By Max Sullivan
msullivan@seacoastonline.com
HAMPTON — Leah Rothchild had good grades, a love for sports and a strong family who raised her to avoid any illicit drug use growing up in Stratham. Her parents shared but one drink a year during the holidays, she said.
Her “perfect” middle-class upbringing, she said, did not prevent her from experimenting with drugs during her rebellious teenage years to cope with her depression. What followed was a spiral into heroin addiction she says she was lucky to have survived.
“Substance use disorder is an equal opportunity destroyer,” said Rothchild at a May 9 recovery forum hosted by the Rotary Club. “Today I know that it is a disease.”
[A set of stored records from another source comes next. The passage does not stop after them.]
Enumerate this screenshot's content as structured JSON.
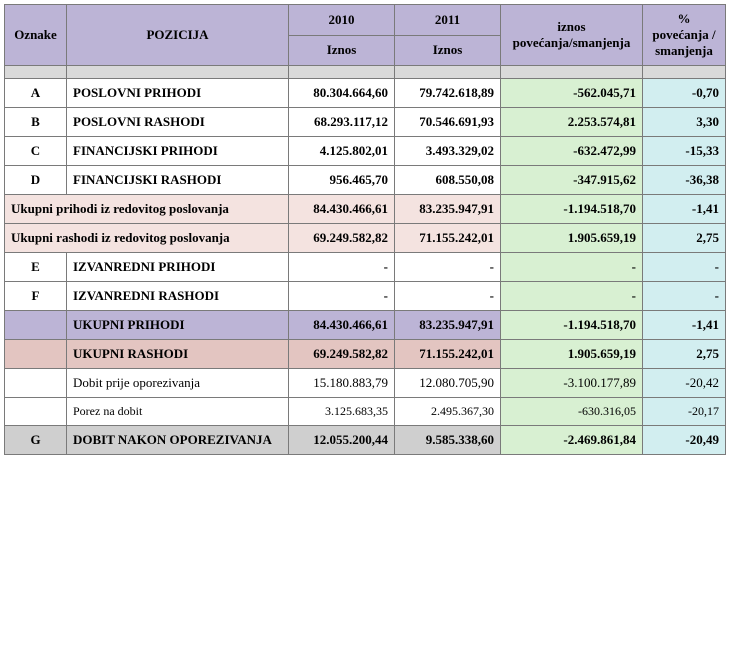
{
  "colors": {
    "header_purple": "#bcb4d6",
    "spacer_gray": "#d9d9d9",
    "white": "#ffffff",
    "green": "#d8f0d2",
    "cyan": "#d2eef0",
    "pale_pink": "#f4e3e0",
    "darker_pink": "#e3c5c1",
    "purple_row": "#bcb4d6",
    "gray_row": "#cfcfcf"
  },
  "header": {
    "oznake": "Oznake",
    "pozicija": "POZICIJA",
    "year1": "2010",
    "year2": "2011",
    "iznos_label": "Iznos",
    "iznos_diff": "iznos povećanja/smanjenja",
    "pct": "% povećanja / smanjenja"
  },
  "rows": [
    {
      "type": "data",
      "bold": true,
      "oznake": "A",
      "pozicija": "POSLOVNI PRIHODI",
      "y1": "80.304.664,60",
      "y2": "79.742.618,89",
      "diff": "-562.045,71",
      "pct": "-0,70",
      "fill12": "white",
      "fill3": "green",
      "fill4": "cyan"
    },
    {
      "type": "data",
      "bold": true,
      "oznake": "B",
      "pozicija": "POSLOVNI RASHODI",
      "y1": "68.293.117,12",
      "y2": "70.546.691,93",
      "diff": "2.253.574,81",
      "pct": "3,30",
      "fill12": "white",
      "fill3": "green",
      "fill4": "cyan"
    },
    {
      "type": "data",
      "bold": true,
      "oznake": "C",
      "pozicija": "FINANCIJSKI PRIHODI",
      "y1": "4.125.802,01",
      "y2": "3.493.329,02",
      "diff": "-632.472,99",
      "pct": "-15,33",
      "fill12": "white",
      "fill3": "green",
      "fill4": "cyan"
    },
    {
      "type": "data",
      "bold": true,
      "oznake": "D",
      "pozicija": "FINANCIJSKI RASHODI",
      "y1": "956.465,70",
      "y2": "608.550,08",
      "diff": "-347.915,62",
      "pct": "-36,38",
      "fill12": "white",
      "fill3": "green",
      "fill4": "cyan"
    },
    {
      "type": "merged",
      "bold": true,
      "label": "Ukupni prihodi iz redovitog poslovanja",
      "y1": "84.430.466,61",
      "y2": "83.235.947,91",
      "diff": "-1.194.518,70",
      "pct": "-1,41",
      "fill12": "pale_pink",
      "fill3": "green",
      "fill4": "cyan"
    },
    {
      "type": "merged",
      "bold": true,
      "label": "Ukupni rashodi iz redovitog poslovanja",
      "y1": "69.249.582,82",
      "y2": "71.155.242,01",
      "diff": "1.905.659,19",
      "pct": "2,75",
      "fill12": "pale_pink",
      "fill3": "green",
      "fill4": "cyan"
    },
    {
      "type": "data",
      "bold": true,
      "oznake": "E",
      "pozicija": "IZVANREDNI PRIHODI",
      "y1": "-",
      "y2": "-",
      "diff": "-",
      "pct": "-",
      "fill12": "white",
      "fill3": "green",
      "fill4": "cyan"
    },
    {
      "type": "data",
      "bold": true,
      "oznake": "F",
      "pozicija": "IZVANREDNI RASHODI",
      "y1": "-",
      "y2": "-",
      "diff": "-",
      "pct": "-",
      "fill12": "white",
      "fill3": "green",
      "fill4": "cyan"
    },
    {
      "type": "data",
      "bold": true,
      "oznake": "",
      "pozicija": "UKUPNI PRIHODI",
      "y1": "84.430.466,61",
      "y2": "83.235.947,91",
      "diff": "-1.194.518,70",
      "pct": "-1,41",
      "fill12": "purple_row",
      "fill3": "green",
      "fill4": "cyan"
    },
    {
      "type": "data",
      "bold": true,
      "oznake": "",
      "pozicija": "UKUPNI RASHODI",
      "y1": "69.249.582,82",
      "y2": "71.155.242,01",
      "diff": "1.905.659,19",
      "pct": "2,75",
      "fill12": "darker_pink",
      "fill3": "green",
      "fill4": "cyan"
    },
    {
      "type": "data",
      "bold": false,
      "oznake": "",
      "pozicija": "Dobit prije oporezivanja",
      "y1": "15.180.883,79",
      "y2": "12.080.705,90",
      "diff": "-3.100.177,89",
      "pct": "-20,42",
      "fill12": "white",
      "fill3": "green",
      "fill4": "cyan"
    },
    {
      "type": "data",
      "bold": false,
      "small": true,
      "oznake": "",
      "pozicija": "Porez na dobit",
      "y1": "3.125.683,35",
      "y2": "2.495.367,30",
      "diff": "-630.316,05",
      "pct": "-20,17",
      "fill12": "white",
      "fill3": "green",
      "fill4": "cyan"
    },
    {
      "type": "data",
      "bold": true,
      "oznake": "G",
      "pozicija": "DOBIT NAKON OPOREZIVANJA",
      "y1": "12.055.200,44",
      "y2": "9.585.338,60",
      "diff": "-2.469.861,84",
      "pct": "-20,49",
      "fill12": "gray_row",
      "fill3": "green",
      "fill4": "cyan"
    }
  ]
}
The forum held in the Winnacunnet High School auditorium was part of the Rotary Club’s “Recovery with Hope and Dignity” series on current efforts to combat New Hampshire’s addiction crisis, emphasizing the need to view addiction as a health problem.
It featured a panel of experts in recovery like Rothchild, now a recovery coach, as well as law enforcement, medical leaders and Jim and Jeannie Moser, who lost their son Adam to an opioid overdose in 2015. Gov. Chris Sununu appeared to speak at the series’ previous stop in Exeter.
Other panelists included Kennebunk Police Chief Bob MacKenzie, who spoke from the law enforcement perspective of the opioid crisis and how many crimes are committed to feed one’s addiction. He said it was important that jails offer treatment of some kind so people with addiction that are incarcerated are less likely to use as soon as they get out. Time in jail often leads to a lower tolerance, he said, making it likely users will overdose if they use the same amount of heroin they typically do when they are released.
State Rep. Tom Loughman, D-Hampton, talked about legislation he sponsored to require products containing opioids feature warning labels so people are aware they are being treated with addictive drugs. Peter Fifield, manager of substance use disorder services at Wentworth-Douglass Hospital, said options for those seeking recovery have grown significantly in the last several years, pointing to the new hub and spoke model implemented through the Doorway-NH that directs people more easily to resources in the state.
John Burns, director of SOS Recovery Community Center, talked about the services his organization will bring to Hampton when it opens its new recovery center on Route 1. The recovery center will offer non-medical services like peer recovery coaching.
Burns shared his own story of struggling with drugs while growing up in Hampton and recalled moving to Washington, D.C., where he lived on the streets. He said one of the most important goals of the recovery movement is to help remove the stigma that has prevented people with addiction from finding help. He also gave a demonstration on how to use the overdose-reversing drug naloxone, known by the brand name Narcan.
“One of the biggest reasons why people don’t access treatment in the community is because of stigma,” said Burns, who discouraged the use of derogatory labels to describe people with addiction. “We tend to look at them as the lepers of society for having a health condition.”